The museum has welcomed thousands of guests each year who have enjoyed tours, teas, arts and craft shows, workshops on period cooking and corsetry and spinning, sumptuous meals of period cuisine, and lectures on the history of the fur trade in Canada and the effects of the local climate on the lifecycles of butterflies. The museum collection has grown through the accession of hundreds of artifacts and the program has been benefited by the digitalization of our collection registry. Looking to engage a broader demographic, an interpretative program for Carolinian flora and fauna was instituted.

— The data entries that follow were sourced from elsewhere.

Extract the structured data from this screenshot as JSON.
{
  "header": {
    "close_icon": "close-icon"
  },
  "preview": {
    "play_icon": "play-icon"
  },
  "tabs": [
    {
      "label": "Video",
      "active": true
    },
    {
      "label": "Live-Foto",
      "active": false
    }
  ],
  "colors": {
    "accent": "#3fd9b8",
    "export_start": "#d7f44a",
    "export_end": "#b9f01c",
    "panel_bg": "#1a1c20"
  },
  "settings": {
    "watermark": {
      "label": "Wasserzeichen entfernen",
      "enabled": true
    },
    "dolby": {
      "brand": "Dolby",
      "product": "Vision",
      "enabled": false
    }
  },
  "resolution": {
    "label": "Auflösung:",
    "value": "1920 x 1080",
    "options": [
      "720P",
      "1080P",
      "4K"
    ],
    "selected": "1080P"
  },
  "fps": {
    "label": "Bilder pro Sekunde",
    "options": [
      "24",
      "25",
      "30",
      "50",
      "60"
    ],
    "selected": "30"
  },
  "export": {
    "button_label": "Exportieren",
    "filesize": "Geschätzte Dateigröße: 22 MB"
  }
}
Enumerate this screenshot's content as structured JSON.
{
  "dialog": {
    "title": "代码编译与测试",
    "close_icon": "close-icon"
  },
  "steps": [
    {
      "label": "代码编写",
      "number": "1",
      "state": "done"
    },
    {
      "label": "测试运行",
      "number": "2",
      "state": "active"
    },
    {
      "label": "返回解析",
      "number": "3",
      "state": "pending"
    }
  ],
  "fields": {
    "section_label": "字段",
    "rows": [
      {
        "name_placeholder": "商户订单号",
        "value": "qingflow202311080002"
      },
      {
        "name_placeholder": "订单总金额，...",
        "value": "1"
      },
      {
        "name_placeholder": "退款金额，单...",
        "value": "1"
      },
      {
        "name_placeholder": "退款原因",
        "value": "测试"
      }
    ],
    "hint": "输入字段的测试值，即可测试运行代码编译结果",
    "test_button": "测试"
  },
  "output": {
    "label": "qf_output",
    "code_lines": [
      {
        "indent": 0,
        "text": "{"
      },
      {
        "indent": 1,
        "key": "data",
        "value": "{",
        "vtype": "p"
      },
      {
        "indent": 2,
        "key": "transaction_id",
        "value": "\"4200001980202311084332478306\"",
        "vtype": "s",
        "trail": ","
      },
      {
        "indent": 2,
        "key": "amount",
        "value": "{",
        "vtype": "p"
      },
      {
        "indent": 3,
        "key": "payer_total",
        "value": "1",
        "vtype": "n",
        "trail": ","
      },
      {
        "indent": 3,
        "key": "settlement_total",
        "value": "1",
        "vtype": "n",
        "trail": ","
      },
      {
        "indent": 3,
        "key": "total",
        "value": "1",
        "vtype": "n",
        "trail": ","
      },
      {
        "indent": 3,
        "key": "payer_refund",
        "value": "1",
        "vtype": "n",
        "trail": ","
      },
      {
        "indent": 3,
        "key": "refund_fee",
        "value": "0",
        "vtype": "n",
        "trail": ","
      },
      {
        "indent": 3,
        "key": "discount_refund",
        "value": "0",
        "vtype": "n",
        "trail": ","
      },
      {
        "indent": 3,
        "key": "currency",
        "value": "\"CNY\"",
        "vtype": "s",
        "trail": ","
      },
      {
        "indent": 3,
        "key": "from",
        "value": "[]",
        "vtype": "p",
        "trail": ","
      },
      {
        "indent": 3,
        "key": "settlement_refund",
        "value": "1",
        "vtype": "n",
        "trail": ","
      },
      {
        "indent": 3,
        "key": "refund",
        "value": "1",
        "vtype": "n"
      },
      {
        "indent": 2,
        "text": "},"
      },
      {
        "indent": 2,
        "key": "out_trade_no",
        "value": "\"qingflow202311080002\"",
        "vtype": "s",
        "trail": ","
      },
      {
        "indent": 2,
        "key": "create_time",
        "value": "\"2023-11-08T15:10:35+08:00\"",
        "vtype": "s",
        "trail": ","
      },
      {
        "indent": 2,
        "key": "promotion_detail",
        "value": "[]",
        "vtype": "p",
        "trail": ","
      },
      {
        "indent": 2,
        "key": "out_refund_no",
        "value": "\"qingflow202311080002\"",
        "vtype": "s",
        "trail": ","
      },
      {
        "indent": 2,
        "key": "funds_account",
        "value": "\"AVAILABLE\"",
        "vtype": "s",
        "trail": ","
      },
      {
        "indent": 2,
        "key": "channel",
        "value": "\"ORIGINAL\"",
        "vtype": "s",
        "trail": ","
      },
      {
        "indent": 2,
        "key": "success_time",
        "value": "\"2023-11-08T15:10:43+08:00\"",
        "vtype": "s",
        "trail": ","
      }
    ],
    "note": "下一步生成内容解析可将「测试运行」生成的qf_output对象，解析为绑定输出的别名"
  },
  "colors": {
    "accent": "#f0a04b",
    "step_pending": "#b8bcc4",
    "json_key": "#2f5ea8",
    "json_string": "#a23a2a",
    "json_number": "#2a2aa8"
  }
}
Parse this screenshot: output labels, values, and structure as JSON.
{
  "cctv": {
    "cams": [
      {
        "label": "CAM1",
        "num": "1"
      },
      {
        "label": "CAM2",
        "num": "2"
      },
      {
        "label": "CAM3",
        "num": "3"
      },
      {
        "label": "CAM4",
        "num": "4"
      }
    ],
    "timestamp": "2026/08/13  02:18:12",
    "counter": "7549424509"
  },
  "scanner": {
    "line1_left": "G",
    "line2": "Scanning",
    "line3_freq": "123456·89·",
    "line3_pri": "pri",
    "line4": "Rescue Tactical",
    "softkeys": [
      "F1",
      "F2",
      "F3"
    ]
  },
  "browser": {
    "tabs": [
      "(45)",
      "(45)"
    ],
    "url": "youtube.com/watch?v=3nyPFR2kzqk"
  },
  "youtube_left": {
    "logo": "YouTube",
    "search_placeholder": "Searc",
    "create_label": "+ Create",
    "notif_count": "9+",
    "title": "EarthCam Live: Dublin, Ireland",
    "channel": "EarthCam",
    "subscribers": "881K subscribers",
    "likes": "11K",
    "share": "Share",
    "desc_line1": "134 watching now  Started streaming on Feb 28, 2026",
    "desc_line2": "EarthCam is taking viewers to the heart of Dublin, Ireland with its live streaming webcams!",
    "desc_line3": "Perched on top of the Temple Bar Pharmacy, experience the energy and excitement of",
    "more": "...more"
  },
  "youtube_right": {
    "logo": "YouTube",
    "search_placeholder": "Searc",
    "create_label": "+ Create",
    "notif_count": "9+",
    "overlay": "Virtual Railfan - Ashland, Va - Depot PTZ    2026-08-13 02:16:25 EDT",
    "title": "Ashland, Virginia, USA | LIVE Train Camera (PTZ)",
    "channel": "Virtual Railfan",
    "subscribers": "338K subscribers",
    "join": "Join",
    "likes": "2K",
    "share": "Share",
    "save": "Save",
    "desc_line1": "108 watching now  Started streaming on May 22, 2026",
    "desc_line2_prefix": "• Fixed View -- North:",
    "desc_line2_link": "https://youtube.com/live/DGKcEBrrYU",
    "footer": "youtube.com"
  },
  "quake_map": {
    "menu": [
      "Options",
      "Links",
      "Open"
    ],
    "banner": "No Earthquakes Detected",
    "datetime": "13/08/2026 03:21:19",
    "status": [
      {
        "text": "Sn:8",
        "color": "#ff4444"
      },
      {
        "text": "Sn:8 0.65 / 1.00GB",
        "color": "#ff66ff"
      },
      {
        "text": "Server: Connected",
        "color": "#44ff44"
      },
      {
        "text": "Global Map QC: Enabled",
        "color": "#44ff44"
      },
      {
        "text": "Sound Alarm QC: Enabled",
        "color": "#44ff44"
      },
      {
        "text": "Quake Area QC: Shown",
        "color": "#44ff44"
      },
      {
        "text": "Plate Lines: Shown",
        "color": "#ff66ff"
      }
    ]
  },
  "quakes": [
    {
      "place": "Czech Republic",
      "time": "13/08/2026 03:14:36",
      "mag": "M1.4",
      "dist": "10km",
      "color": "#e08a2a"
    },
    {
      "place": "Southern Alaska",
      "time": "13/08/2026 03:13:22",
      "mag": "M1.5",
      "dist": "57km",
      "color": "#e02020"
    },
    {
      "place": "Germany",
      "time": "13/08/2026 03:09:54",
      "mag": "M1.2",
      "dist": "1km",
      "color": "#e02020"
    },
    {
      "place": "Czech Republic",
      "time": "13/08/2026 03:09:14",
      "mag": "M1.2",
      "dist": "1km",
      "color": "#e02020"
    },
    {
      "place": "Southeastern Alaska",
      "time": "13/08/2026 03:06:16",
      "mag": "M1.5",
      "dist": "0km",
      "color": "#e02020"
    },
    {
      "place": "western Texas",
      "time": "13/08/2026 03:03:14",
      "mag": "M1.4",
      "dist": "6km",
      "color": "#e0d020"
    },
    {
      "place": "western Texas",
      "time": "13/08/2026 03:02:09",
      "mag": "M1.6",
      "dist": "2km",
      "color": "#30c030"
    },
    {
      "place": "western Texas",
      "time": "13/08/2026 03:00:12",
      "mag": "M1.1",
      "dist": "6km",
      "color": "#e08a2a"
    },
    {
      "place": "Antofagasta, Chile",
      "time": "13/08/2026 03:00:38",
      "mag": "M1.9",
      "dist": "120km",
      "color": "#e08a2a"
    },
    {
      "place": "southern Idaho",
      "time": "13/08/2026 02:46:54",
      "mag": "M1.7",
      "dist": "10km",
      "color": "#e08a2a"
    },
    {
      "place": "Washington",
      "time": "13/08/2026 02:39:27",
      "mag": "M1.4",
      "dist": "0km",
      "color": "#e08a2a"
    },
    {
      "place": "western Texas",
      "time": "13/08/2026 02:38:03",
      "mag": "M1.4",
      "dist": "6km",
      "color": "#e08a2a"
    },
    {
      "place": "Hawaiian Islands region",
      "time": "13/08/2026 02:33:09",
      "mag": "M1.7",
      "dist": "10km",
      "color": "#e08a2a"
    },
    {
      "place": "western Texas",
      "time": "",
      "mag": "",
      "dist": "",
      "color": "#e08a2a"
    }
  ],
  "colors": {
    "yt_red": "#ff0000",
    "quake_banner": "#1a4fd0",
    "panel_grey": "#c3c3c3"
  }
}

 Over the past 4 and a half years our exhibit program has treated guests to “A Peek at Victoria’s Secrets”, a broad look at the industrial revolution, the secrets of midden treasures, interpretations of spinning and textiles in the Talbot Settlement, the community of signature quilts, the 150th anniversary of the Wallacetown Fair and then the St Peter’s Church’s celebration, along with an overview of The War of 1812. By the way, don’t forget to stop by and see the current exhibit “Get Stuffed~ A Whimsical Look at the Victorian Anthropomorphic Taxidermy Tradition”. I hope you have as much enjoyment visiting the exhibit as I did researching and putting it together.
I have helped host meetings, special events, family reunions and weddings both large and small. I have welcomed summer day-campers, car tours, dedicated birders and Sunday drivers. I have spoken to guests who have travelled clear across the globe and marvelled that they had found their way from somewhere as far away as India, to this small site along the northern shore of Lake Erie. I hope you all will continue to find your way to “Little Ireland” on the Erie coast.
There have been many challenges along the way but it has allowed for a tremendous amount of growth. I have had the good fortune to encounter and work with some truly talented and dedicated people and for that I am grateful. I bid you all a fond farewell. I wish you all the very best in the future and once again thank you for your support over the past four and a half years.